Arthur C. Wahl | |
Birth Name: | Arthur Charles Wahl |
Birth Date: | September 8, 1917 |
Birth Place: | Des Moines, Iowa |
Death Place: | Santa Fe, New Mexico, U.S. |
Field: | Chemistry |
Work Institution: | Washington University in St. Louis |
Alma Mater: | Iowa State University (B.S.) and University of California, Berkeley (Ph.D.) |
Doctoral Advisor: | Glenn T. Seaborg |
Known For: | First isolation of plutonium |
Prizes: | ACS Award for Nuclear Chemistry (1966)[1] |
Arthur Charles Wahl (September 8, 1917 – March 6, 2006)[2] was an American chemist who, as a doctoral student of Glenn T. Seaborg at the University of California, Berkeley, first isolated plutonium (94) in February 1941[3] [4] shortly after the element neptunium (93) was discovered by McMillan and Abelson in 1940.[5]

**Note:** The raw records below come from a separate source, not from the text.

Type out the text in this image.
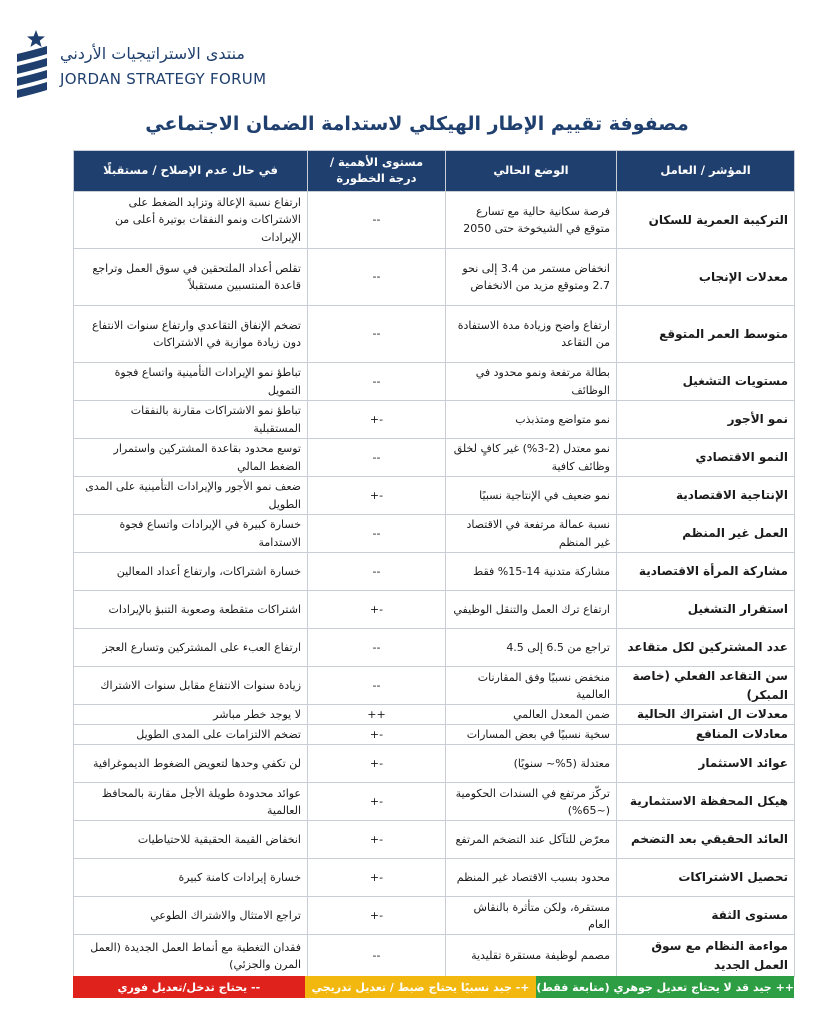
منتدى الاستراتيجيات الأردني
JORDAN STRATEGY FORUM
مصفوفة تقييم الإطار الهيكلي لاستدامة الضمان الاجتماعي
المؤشر / العامل	الوضع الحالي	مستوى الأهمية / درجة الخطورة	في حال عدم الإصلاح / مستقبلًا
التركيبة العمرية للسكان	فرصة سكانية حالية مع تسارع متوقع في الشيخوخة حتى 2050	--	ارتفاع نسبة الإعالة وتزايد الضغط على الاشتراكات ونمو النفقات بوتيرة أعلى من الإيرادات
معدلات الإنجاب	انخفاض مستمر من 3.4 إلى نحو 2.7 ومتوقع مزيد من الانخفاض	--	تقلص أعداد الملتحقين في سوق العمل وتراجع قاعدة المنتسبين مستقبلاً
متوسط العمر المتوقع	ارتفاع واضح وزيادة مدة الاستفادة من التقاعد	--	تضخم الإنفاق التقاعدي وارتفاع سنوات الانتفاع دون زيادة موازية في الاشتراكات
مستويات التشغيل	بطالة مرتفعة ونمو محدود في الوظائف	--	تباطؤ نمو الإيرادات التأمينية واتساع فجوة التمويل
نمو الأجور	نمو متواضع ومتذبذب	+-	تباطؤ نمو الاشتراكات مقارنة بالنفقات المستقبلية
النمو الاقتصادي	نمو معتدل (2-3%) غير كافٍ لخلق وظائف كافية	--	توسع محدود بقاعدة المشتركين واستمرار الضغط المالي
الإنتاجية الاقتصادية	نمو ضعيف في الإنتاجية نسبيًا	+-	ضعف نمو الأجور والإيرادات التأمينية على المدى الطويل
العمل غير المنظم	نسبة عمالة مرتفعة في الاقتصاد غير المنظم	--	خسارة كبيرة في الإيرادات واتساع فجوة الاستدامة
مشاركة المرأة الاقتصادية	مشاركة متدنية 14-15% فقط	--	خسارة اشتراكات، وارتفاع أعداد المعالين
استقرار التشغيل	ارتفاع ترك العمل والتنقل الوظيفي	+-	اشتراكات متقطعة وصعوبة التنبؤ بالإيرادات
عدد المشتركين لكل متقاعد	تراجع من 6.5 إلى 4.5	--	ارتفاع العبء على المشتركين وتسارع العجز
سن التقاعد الفعلي (خاصة المبكر)	منخفض نسبيًا وفق المقارنات العالمية	--	زيادة سنوات الانتفاع مقابل سنوات الاشتراك
معدلات ال اشتراك الحالية	ضمن المعدل العالمي	++	لا يوجد خطر مباشر
معادلات المنافع	سخية نسبيًا في بعض المسارات	+-	تضخم الالتزامات على المدى الطويل
عوائد الاستثمار	معتدلة (5%~ سنويًا)	+-	لن تكفي وحدها لتعويض الضغوط الديموغرافية
هيكل المحفظة الاستثمارية	تركّز مرتفع في السندات الحكومية (~65%)	+-	عوائد محدودة طويلة الأجل مقارنة بالمحافظ العالمية
العائد الحقيقي بعد التضخم	معرّض للتآكل عند التضخم المرتفع	+-	انخفاض القيمة الحقيقية للاحتياطيات
تحصيل الاشتراكات	محدود بسبب الاقتصاد غير المنظم	+-	خسارة إيرادات كامنة كبيرة
مستوى الثقة	مستقرة، ولكن متأثرة بالنقاش العام	+-	تراجع الامتثال والاشتراك الطوعي
مواءمة النظام مع سوق العمل الجديد	مصمم لوظيفة مستقرة تقليدية	--	فقدان التغطية مع أنماط العمل الجديدة (العمل المرن والجزئي)
++ جيد قد لا يحتاج تعديل جوهري (متابعة فقط)
+- جيد نسبيًا يحتاج ضبط / تعديل تدريجي
-- يحتاج تدخل/تعديل فوري
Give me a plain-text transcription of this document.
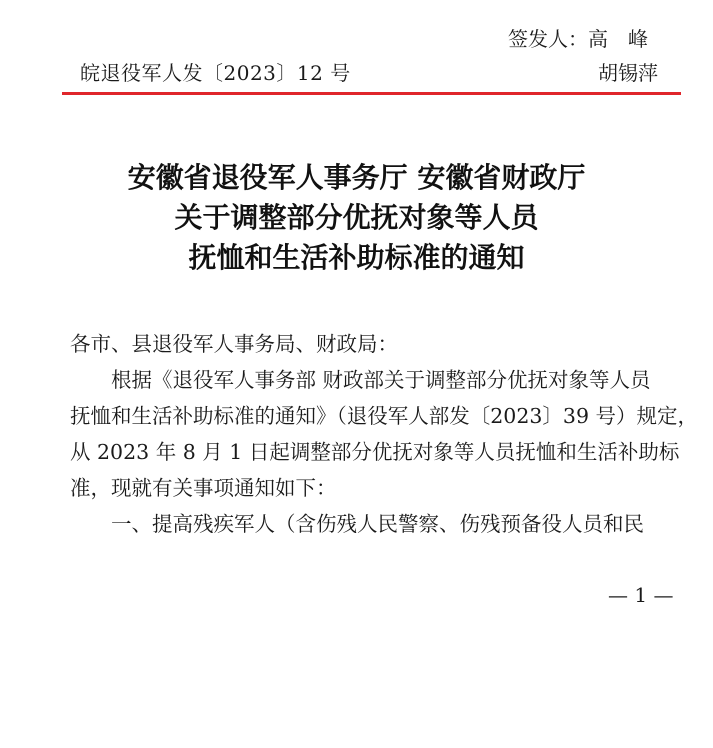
签发人：高　峰
胡锡萍
皖退役军人发〔2023〕12 号
安徽省退役军人事务厅 安徽省财政厅
关于调整部分优抚对象等人员
抚恤和生活补助标准的通知
各市、县退役军人事务局、财政局：
根据《退役军人事务部 财政部关于调整部分优抚对象等人员
抚恤和生活补助标准的通知》（退役军人部发〔2023〕39 号）规定，
从 2023 年 8 月 1 日起调整部分优抚对象等人员抚恤和生活补助标
准，现就有关事项通知如下：
一、提高残疾军人（含伤残人民警察、伤残预备役人员和民
— 1 —
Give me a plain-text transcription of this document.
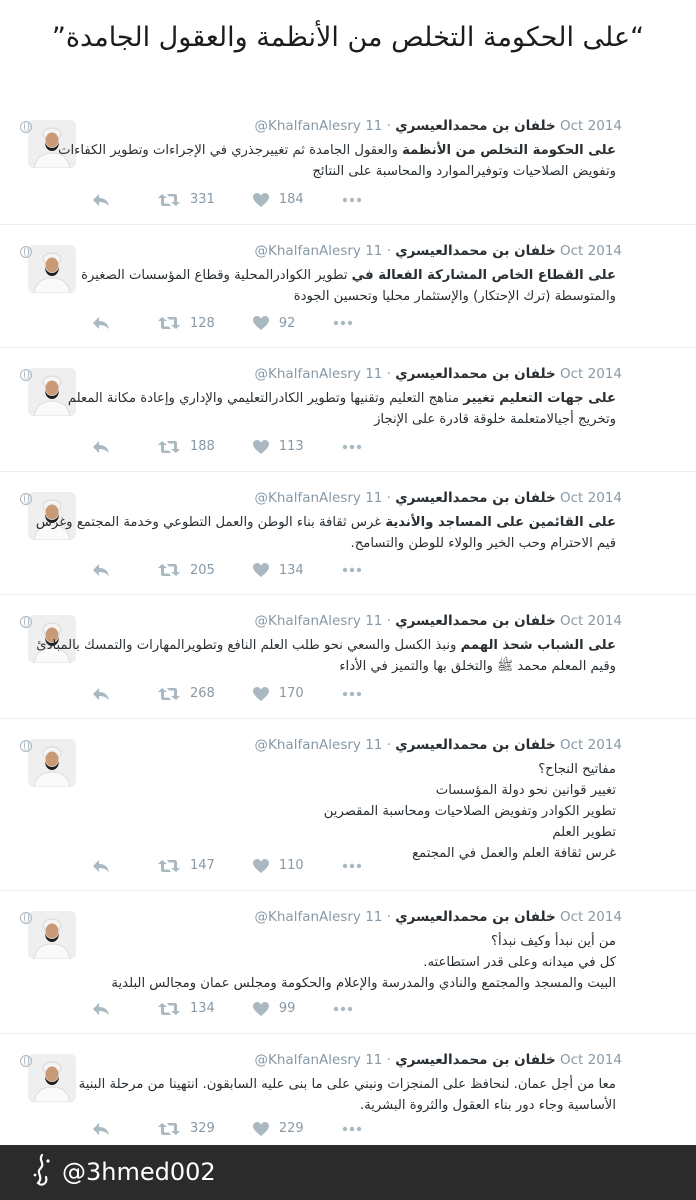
“على الحكومة التخلص من الأنظمة والعقول الجامدة”
@KhalfanAlesry	خلفان بن محمدالعيسري · 11 Oct 2014
على الحكومة التخلص من الأنظمة والعقول الجامدة ثم تغييرجذري في الإجراءات وتطوير الكفاءات وتفويض الصلاحيات وتوفيرالموارد والمحاسبة على النتائج
331	184
@KhalfanAlesry	خلفان بن محمدالعيسري · 11 Oct 2014
على القطاع الخاص المشاركة الفعالة في تطوير الكوادرالمحلية وقطاع المؤسسات الصغيرة والمتوسطة (ترك الإحتكار) والإستثمار محليا وتحسين الجودة
128	92
@KhalfanAlesry	خلفان بن محمدالعيسري · 11 Oct 2014
على جهات التعليم تغيير مناهج التعليم وتقنيها وتطوير الكادرالتعليمي والإداري وإعادة مكانة المعلم وتخريج أجيالامتعلمة خلوقة قادرة على الإنجاز
188	113
@KhalfanAlesry	خلفان بن محمدالعيسري · 11 Oct 2014
على القائمين على المساجد والأندية غرس ثقافة بناء الوطن والعمل التطوعي وخدمة المجتمع وغرس قيم الاحترام وحب الخير والولاء للوطن والتسامح.
205	134
@KhalfanAlesry	خلفان بن محمدالعيسري · 11 Oct 2014
على الشباب شحذ الهمم ونبذ الكسل والسعي نحو طلب العلم النافع وتطويرالمهارات والتمسك بالمبادئ وقيم المعلم محمد ﷺ والتخلق بها والتميز في الأداء
268	170
@KhalfanAlesry	خلفان بن محمدالعيسري · 11 Oct 2014
مفاتيح النجاح؟
تغيير قوانين نحو دولة المؤسسات
تطوير الكوادر وتفويض الصلاحيات ومحاسبة المقصرين
تطوير العلم
غرس ثقافة العلم والعمل في المجتمع
147	110
@KhalfanAlesry	خلفان بن محمدالعيسري · 11 Oct 2014
من أين نبدأ وكيف نبدأ؟
كل في ميدانه وعلى قدر استطاعته.
البيت والمسجد والمجتمع والنادي والمدرسة والإعلام والحكومة ومجلس عمان ومجالس البلدية
134	99
@KhalfanAlesry	خلفان بن محمدالعيسري · 11 Oct 2014
معا من أجل عمان. لنحافظ على المنجزات ونبني على ما بنى عليه السابقون. انتهينا من مرحلة البنية الأساسية وجاء دور بناء العقول والثروة البشرية.
329	229
@3hmed002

Wahl was a researcher on the Manhattan Project in Los Alamos until 1946, when he joined Washington University in St. Louis. Beginning in 1952, he was the Henry V. Farr Professor of Radiochemistry; he received the American Chemical Society Award in Nuclear Chemistry in 1966 and retired in 1983.[6] He moved back to Los Alamos in 1991 and continued his scientific writing until 2005.